— Promettimi (ella ripiglia) che oggi non andrai dal vinajo. Hai quella sottana che, già quindici giorni, ti hanno data a rattoppare. Lavora oggi a quella, domani ti pagano: hai que' denari, e poi anche questi.

— Sì, dici vero, soggiunge colui, e sghignazzando le ciuffa la moneta, e si dà a ridere a scroscio, e beffarla, e saltabellare, e intonar una canzonaccia. In quella suona la campanella che richiama le filatore al lavoro: la Laurina, asciugandosi gli occhi e dimenando il capo, si avvia di gran passo là, dove certo il soprantendente la rimbrotterà di questo ritardo; e il marito suo gongolando si difila alla mèscita del vino, e accolto fra i benvenuto di altri beoni che giocano alla mora, sbatte con trionfo la moneta sul deschetto dell'ostiere, e — Qua un orcioletto della vostra sciacquatura di bicchieri.

Sin dalla fanciullezza cominciò quel tentennone a piacersi del far nulla; e in questa inclinazione lo secondò il cieco amore della madre. Suo babbo voleva avviarlo a lavorare la campagna come lui, ma non ne poteva trarre costrutto: e la madre gli diceva: — Non vedete com'è pochino? non ha quelle spallacce digrossate coll'ascia, quelle manacce che avete voi, da fare la talpa e zappare la terra. Avreste a volerlo accoppare il poverino.

Il padre, per amor di pace, lo mise sotto un ferrajo: ma anche qui bisogna adoperar la schiena, e a colui il far nulla era una sanità. Dunque da capo a mutare; lo allogarono con un sartore; ma neppur questo basto non gli entrando, egli salava di spesso la bottega per andare a gironi, gingillar sulle piazze, foraggiare pei campi, tendere varchetti alle lepri, alleggerire i peschi e i tralci. Suo padre si rodeva il cuore, lo rimproverava, lo batteva perfino: ma la madre, — Poveraccio, tu se' magro spento! Mala cosa! ti rintisichiscono in quella bottega: hai bisogno d'un po' di svago. Tè; e gli dava un cinque soldi per andare a confortarsi alla bettola con un bicchierino (diceva ella) di quel che rimette in gamba. Appena pigliò pratica in quei brutti luoghi, Tita saltò la granata; giacchè il vizio è come la quartana: presto si piglia; ma a sradicarla ti voglio.

Quindi ogni briciolino egli tornava a stuzzicare sua mamma per qualche soldo: ed essa gliene dava di quelli che ritraeva dal vender le uova e i pulcini; ma sì, non sarebbero bastati se le chiocce avessero fatto tre volte al giorno. Allora dunque che non poteva smungere nulla, il tristanzuolo ingrugnava che non si poteva avere bene di lui; stava sulle picche e sui dispetti, non voleva saperne di bottega e di obbedienza: se sua madre lo sollecitava d'andare a messa e a confessarsi, gli rispondeva altro se non — Datemi dei quattrini.

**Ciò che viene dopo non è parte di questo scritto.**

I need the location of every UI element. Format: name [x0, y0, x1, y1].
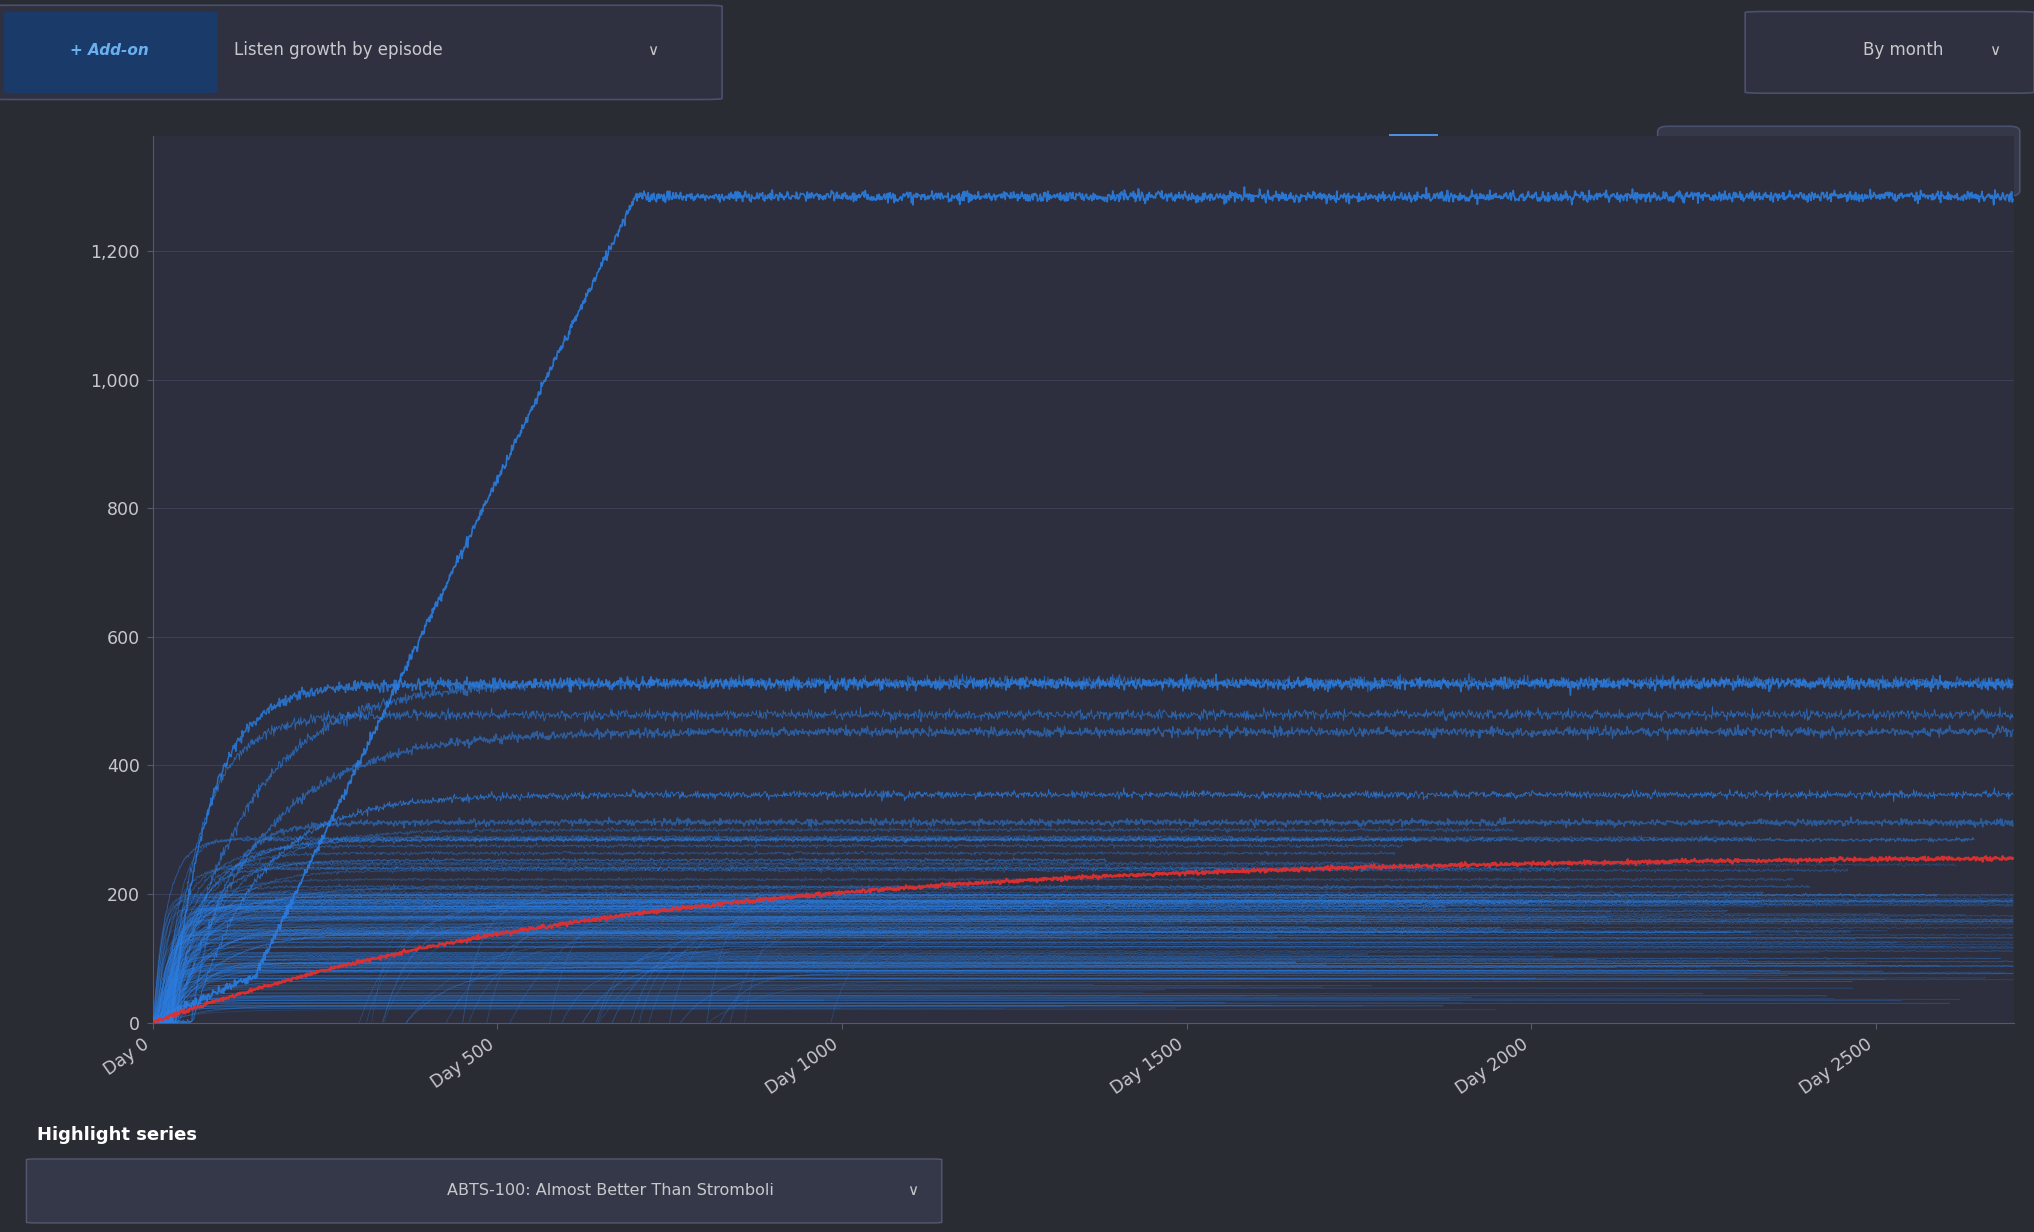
Text: Highlight series: Highlight series — [37, 1126, 197, 1145]
FancyBboxPatch shape — [1745, 11, 2034, 94]
Text: Listen growth by episode: Listen growth by episode — [234, 41, 443, 59]
Text: ∨: ∨ — [907, 1184, 917, 1199]
FancyBboxPatch shape — [1658, 127, 2020, 196]
Text: ⤓ Download as CSV: ⤓ Download as CSV — [1768, 154, 1910, 169]
Text: ABTS-100: Almost Better Than Stromboli: ABTS-100: Almost Better Than Stromboli — [447, 1184, 775, 1199]
Text: + Add-on: + Add-on — [71, 43, 148, 58]
Text: By month: By month — [1863, 41, 1945, 59]
FancyBboxPatch shape — [1389, 134, 1438, 180]
FancyBboxPatch shape — [4, 11, 218, 94]
FancyBboxPatch shape — [0, 5, 722, 100]
FancyBboxPatch shape — [26, 1159, 942, 1223]
Text: ∨: ∨ — [1989, 43, 1999, 58]
Text: ∨: ∨ — [647, 43, 657, 58]
Text: ✔: ✔ — [1408, 150, 1420, 164]
Text: Show as ghost: Show as ghost — [1450, 149, 1562, 165]
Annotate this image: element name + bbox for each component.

Poi, vedete come si riesce da un primo passo in traverso; una volta si trovò scorbacchiato dai compagni che, sapendolo all'asciutto per fargli izza gli dicevano, — Ehi, Tita, non ci stai più al bicchierino? non vuoi fare una partita alle palle? una partita e un fiaschetto? Egli, entrato in casa di una vicina, le tolse un agone d'argento, di quelli che s'infilano nelle trecce, e ne ebbe quaranta soldi, che succiò coi camerati.

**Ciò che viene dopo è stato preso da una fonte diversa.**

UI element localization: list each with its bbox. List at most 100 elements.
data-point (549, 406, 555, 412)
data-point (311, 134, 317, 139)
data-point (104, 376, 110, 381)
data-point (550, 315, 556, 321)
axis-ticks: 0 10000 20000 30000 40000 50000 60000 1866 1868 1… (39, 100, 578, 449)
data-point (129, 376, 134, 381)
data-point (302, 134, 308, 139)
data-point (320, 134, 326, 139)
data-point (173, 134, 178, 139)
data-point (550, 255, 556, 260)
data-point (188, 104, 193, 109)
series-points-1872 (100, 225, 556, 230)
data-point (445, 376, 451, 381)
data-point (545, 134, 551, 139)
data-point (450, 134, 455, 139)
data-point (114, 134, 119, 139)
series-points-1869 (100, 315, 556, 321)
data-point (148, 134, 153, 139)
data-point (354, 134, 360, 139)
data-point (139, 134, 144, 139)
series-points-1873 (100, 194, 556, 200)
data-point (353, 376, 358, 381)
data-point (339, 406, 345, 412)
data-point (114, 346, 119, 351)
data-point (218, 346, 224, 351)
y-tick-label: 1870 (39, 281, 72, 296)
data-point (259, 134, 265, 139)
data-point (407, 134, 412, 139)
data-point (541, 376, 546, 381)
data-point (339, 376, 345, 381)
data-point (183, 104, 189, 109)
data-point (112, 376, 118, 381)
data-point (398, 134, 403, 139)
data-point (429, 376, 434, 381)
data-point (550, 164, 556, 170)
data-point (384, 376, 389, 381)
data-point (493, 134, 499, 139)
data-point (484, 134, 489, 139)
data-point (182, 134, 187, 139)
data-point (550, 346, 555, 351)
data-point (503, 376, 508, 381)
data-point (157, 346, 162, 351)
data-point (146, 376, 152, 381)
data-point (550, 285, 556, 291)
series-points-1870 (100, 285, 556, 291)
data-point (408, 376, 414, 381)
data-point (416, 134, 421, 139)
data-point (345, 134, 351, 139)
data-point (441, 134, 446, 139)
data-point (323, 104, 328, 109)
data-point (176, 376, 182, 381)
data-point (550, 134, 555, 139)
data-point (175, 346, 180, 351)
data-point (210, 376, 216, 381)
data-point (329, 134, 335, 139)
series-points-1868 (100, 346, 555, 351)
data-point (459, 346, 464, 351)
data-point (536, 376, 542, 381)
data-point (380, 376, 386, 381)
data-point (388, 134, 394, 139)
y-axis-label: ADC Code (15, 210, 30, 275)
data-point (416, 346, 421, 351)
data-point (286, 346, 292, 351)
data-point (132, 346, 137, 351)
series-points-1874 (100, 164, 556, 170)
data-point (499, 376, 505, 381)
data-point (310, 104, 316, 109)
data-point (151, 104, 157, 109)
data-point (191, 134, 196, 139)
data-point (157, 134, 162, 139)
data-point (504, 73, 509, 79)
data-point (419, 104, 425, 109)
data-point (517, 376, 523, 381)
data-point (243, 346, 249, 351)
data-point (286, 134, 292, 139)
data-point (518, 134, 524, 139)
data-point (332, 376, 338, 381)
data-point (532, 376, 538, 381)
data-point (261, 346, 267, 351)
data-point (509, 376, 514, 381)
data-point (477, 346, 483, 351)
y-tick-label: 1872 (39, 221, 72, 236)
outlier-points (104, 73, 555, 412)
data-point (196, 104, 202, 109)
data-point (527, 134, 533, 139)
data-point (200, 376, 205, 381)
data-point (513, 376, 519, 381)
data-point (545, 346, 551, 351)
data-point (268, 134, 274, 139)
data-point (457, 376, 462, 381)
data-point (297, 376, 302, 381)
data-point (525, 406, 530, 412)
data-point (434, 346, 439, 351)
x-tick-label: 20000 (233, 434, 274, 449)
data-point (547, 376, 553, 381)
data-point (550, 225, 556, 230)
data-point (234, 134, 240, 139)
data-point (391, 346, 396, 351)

La vicina, accortasi, ne levò rumore; la madre di Tita procurò parar via la cosa, e sarebbe riuscita a rimpaciarla se il segretario comunale non ne avesse avuto sentore; sicchè lo denunciò alla giustizia, e a Tita toccò la prigione.

Capite? la prigione come a un ladro.

Fortuna che, tra il perdono della vicina, tra le preghiere della madre e l'essere la prima volta, e il ricoprirlo come ubbriaco, ci fu messo una toppa, onde, pochi giorni apresso, il signor giudice il rilasciò dandogli una seria paternale, e il precetto di più non metter piede all'osteria.

Venuto fuori, la lezione era stata di tal qualità, ch'egli parve aver messo giudizio, e babbo e mamma ne stavano consolati. Ma come la gramigna ricaccia se non è svelta dalle radici, così il vizio. Un giorno le vecchie praticacce di Tita stavano battendosi alla mora sulle pancacce dinanzi alla bettola. E vedendolo passare, — Ehi, Tita, vuoi fare il quarto? o sei ridotto al moccolino? C'è un vinetto da risuscitare un morto.